Evidence suggests that mind-body techniques such as these are most effective when used in conjunction with conventional medical therapies, including topical or systemic medications.

For example, one study found that psoriasis patients who meditated during phototherapy, a procedure that uses ultraviolet light to address psoriasis skin lesions, healed faster than those who were treated with phototherapy alone

Perhaps you have a lot to toast this season with champagne, or maybe Uncle Eddie’s eggnog goes down really easily. Despite the temptation, it’s in your best interest to avoid going overboard with holiday indulgence.

“Alcohol binges have been associated with a worsening of psoriasis,” Lebwohl tells WebMD. Additionally, alcohol may alter the effectiveness of certain medications used to treat psoriasis, so be sure to check with your doctor or pharmacist before you drink.

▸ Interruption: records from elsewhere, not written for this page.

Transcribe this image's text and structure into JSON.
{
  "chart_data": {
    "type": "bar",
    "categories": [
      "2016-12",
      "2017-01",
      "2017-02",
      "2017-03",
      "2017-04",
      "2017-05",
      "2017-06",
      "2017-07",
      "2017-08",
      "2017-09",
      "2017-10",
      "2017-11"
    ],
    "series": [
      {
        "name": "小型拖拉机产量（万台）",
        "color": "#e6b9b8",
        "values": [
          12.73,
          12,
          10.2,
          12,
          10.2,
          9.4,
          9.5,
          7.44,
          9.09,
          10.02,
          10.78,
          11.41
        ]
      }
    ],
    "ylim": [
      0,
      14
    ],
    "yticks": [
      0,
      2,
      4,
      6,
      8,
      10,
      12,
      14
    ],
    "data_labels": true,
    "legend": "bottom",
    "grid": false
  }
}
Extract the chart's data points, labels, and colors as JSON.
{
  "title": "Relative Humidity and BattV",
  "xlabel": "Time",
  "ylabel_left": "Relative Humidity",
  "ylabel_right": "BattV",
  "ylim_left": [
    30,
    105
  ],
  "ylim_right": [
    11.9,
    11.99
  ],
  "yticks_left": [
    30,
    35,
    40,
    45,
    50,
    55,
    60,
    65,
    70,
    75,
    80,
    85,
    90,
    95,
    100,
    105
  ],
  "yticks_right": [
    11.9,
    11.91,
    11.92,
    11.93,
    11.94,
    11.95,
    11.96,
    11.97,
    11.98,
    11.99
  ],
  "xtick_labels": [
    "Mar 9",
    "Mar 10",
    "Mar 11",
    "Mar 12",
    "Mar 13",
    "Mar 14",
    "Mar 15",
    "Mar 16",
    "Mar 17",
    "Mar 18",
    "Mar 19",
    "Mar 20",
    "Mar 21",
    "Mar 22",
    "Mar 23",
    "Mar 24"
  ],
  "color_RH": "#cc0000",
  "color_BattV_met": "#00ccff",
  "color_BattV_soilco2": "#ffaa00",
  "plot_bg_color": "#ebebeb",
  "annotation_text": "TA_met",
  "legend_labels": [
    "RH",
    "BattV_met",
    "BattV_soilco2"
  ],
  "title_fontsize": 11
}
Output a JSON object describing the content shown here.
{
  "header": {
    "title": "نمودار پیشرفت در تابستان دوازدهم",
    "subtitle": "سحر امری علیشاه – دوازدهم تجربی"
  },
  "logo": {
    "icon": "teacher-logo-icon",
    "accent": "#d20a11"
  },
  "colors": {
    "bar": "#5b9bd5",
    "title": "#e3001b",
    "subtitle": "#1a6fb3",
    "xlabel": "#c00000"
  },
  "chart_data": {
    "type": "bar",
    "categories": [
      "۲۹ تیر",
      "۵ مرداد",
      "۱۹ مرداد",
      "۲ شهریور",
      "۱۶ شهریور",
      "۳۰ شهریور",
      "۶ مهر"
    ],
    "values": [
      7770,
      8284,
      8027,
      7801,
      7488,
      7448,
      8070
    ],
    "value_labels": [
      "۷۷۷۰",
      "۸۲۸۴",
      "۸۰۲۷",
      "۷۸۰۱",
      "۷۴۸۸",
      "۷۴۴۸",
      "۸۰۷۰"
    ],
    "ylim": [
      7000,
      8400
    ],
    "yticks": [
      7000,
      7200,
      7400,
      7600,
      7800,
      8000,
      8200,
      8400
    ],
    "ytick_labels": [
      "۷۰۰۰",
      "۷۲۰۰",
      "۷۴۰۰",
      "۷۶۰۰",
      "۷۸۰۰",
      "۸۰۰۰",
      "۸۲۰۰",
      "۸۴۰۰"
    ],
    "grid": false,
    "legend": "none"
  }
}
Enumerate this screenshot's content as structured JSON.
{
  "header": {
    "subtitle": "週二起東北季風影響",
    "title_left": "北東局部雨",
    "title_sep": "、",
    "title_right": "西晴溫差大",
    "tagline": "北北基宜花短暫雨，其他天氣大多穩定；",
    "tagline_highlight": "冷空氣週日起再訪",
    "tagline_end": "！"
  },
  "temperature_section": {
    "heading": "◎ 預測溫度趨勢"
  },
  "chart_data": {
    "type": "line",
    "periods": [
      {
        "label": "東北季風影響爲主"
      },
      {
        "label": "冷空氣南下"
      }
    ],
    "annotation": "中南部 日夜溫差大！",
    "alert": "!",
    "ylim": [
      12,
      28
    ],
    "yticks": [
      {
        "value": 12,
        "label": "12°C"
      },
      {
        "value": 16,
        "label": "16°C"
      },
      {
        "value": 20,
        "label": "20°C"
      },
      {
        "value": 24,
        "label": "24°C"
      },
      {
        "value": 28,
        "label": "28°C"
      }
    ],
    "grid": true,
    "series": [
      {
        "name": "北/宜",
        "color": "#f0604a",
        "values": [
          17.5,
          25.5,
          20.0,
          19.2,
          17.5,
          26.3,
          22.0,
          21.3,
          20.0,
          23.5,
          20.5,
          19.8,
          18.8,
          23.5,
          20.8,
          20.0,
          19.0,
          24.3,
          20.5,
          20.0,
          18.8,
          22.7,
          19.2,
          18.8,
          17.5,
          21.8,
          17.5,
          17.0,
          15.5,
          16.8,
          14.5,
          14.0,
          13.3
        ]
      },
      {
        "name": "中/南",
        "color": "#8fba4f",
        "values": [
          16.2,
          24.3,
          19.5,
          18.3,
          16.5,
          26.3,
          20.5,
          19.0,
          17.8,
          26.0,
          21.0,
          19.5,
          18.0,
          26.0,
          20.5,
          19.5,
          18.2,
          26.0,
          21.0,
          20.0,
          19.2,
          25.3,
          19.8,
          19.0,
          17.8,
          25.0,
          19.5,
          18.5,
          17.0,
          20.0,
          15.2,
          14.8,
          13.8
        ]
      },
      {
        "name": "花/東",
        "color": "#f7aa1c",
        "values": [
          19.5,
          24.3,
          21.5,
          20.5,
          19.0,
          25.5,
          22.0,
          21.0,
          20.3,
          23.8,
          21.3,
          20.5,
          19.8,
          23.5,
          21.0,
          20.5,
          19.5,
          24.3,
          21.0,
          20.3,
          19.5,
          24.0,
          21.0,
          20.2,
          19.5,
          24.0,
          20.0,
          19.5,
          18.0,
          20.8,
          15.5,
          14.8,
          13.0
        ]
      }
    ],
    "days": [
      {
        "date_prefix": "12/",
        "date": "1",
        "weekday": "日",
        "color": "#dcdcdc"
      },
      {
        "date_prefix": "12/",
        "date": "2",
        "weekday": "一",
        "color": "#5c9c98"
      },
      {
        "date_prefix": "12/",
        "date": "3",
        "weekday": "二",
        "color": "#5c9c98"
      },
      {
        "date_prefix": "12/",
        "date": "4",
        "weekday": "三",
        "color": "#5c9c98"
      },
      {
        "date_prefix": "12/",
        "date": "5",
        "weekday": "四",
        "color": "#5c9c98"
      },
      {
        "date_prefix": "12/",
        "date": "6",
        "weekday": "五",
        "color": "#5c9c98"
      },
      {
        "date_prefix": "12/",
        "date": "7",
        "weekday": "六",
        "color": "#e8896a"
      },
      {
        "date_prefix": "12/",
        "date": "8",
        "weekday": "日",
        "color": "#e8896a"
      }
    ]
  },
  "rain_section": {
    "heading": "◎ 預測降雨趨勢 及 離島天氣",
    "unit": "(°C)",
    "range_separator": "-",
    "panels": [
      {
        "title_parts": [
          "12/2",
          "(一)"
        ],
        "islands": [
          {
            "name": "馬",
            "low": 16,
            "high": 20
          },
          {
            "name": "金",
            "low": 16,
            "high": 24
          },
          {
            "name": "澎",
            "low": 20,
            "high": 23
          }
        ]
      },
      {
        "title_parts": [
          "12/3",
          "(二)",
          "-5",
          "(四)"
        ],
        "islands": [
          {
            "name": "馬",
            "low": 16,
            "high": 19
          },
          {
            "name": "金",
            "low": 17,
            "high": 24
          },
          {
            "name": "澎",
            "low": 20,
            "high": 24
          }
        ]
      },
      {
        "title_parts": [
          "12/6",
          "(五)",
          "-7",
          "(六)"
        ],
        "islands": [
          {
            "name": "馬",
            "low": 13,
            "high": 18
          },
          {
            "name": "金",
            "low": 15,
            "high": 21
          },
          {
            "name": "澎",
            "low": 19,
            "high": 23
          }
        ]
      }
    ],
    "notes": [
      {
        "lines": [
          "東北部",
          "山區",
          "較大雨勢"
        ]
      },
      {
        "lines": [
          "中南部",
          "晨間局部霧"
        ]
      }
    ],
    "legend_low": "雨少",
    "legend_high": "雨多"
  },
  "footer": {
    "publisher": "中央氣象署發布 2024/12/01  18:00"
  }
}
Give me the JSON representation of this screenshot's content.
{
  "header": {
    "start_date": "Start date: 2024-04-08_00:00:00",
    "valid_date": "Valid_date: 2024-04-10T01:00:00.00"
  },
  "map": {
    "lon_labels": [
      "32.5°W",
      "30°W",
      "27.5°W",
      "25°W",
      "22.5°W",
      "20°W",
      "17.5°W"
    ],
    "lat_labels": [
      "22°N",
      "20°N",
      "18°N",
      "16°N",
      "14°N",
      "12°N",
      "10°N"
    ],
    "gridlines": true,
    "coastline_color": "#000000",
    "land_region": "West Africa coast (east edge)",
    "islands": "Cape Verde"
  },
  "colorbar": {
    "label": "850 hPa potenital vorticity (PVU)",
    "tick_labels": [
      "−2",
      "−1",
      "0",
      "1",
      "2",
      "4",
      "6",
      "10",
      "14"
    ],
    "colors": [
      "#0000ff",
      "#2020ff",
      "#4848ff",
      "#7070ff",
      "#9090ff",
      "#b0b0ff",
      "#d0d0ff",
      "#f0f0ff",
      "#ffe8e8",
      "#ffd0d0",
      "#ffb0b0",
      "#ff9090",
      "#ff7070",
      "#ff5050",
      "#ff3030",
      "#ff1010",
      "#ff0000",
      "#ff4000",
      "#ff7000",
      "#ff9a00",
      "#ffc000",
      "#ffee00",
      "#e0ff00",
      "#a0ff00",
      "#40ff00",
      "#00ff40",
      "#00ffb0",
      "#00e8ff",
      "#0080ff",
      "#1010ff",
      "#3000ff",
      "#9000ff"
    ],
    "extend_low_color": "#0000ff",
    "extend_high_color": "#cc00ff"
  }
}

If you tend to smoke when you drink alcohol, it’s important to recognize that cigarettes are a known psoriasis trigger. Studies have found that people who smoke tend to have more severe psoriasis than non-smokers, with people who smoke heavily faring worse than light smokers.

“Some people even say certain foods cause flares, though this hasn’t been proven scientifically,” says Melissa Magliocco, the acting chief of the Division of Clinical Pharmacology at the University of Medicine and Dentistry of New Jersey-Robert Wood Johnson Medical School. “But, by avoiding these foods, some patients say their symptoms improve a little bit.”

If you notice that certain foods or overeating tend to worsen your psoriasis symptom, ask your doctor about modifying your diet to see whether your skin condition improves.

(Keep in mind, psoriasis experts agree that it’s important to follow a healthy lifestyle year-round, including during the holiday season. Eating healthy foods and getting regular exercise will help keep your body in top shape and may make psoriasis treatments more effective.)

Taking care of yourself during the holiday season may also bolster your immune system, making it less likely you’ll catch a cold or the flu. Since psoriasis is an autoimmune condition, anything that dampens your immune system, such as a virus, can cause your skin condition to worsen as well.

When the weather outside is frightful, your psoriasis symptoms may worsen.

“Weather changes can be psoriasis triggers for some people, especially changes from warm to cold weather,” Magliocco tells WebMD.

The cold, hard truth is that dry air and limited UV rays from the sun are psoriasis triggers for many people with the condition. Psoriasis experts say that ultraviolet light rays suppress skin cells that multiply too rapidly in patients with psoriasis.

  • If you’re stuck in a wintry locale where your skin won’t see the sun for weeks or months on end, ask your doctor whether phototherapy might be right for you. This psoriasis treatment uses medically supervised exposure to UV light to treat psoriasis, either alone or in conjunction with certain medications.
  • It’s also especially important for you to be diligent about moisturizing your skin during the winter months. Try using a gentle moisturizer daily after you shower to seal hydration into your skin.
  • If you have certain areas where your psoriasis plaques are particularly troublesome, ask your doctor about occlusion. This technique consists of applying moisturizer to your skin, covering it with plastic wrap and leaving it on overnight. The plastic will intensify the effect of the moisturizing and in the morning you can gently exfoliate the area with a towel.

If you and the kids are headed outside for a day of sledding, the right choice of clothing could make the day much more enjoyable.

  • Even though wool might seem like a nice, warm option, many patients with psoriasis find that the texture of the fabric makes the itchiness of psoriasis more bothersome. Instead, try wearing layers of natural fabrics, such as silk or cotton, instead.
  • If you have psoriasis on your scalp that is prone to flaking, wear lighter colored tops and scarves to help disguise any white flecks that do fall.
  • If you can’t or don’t want to cover your psoriasis with clothing, there are cosmetic creams and cover-ups to help camouflage psoriasis. Though not foolproof, these creams can be applied to unbroken areas of skin and may minimize the appearance of psoriasis plaques and lesions.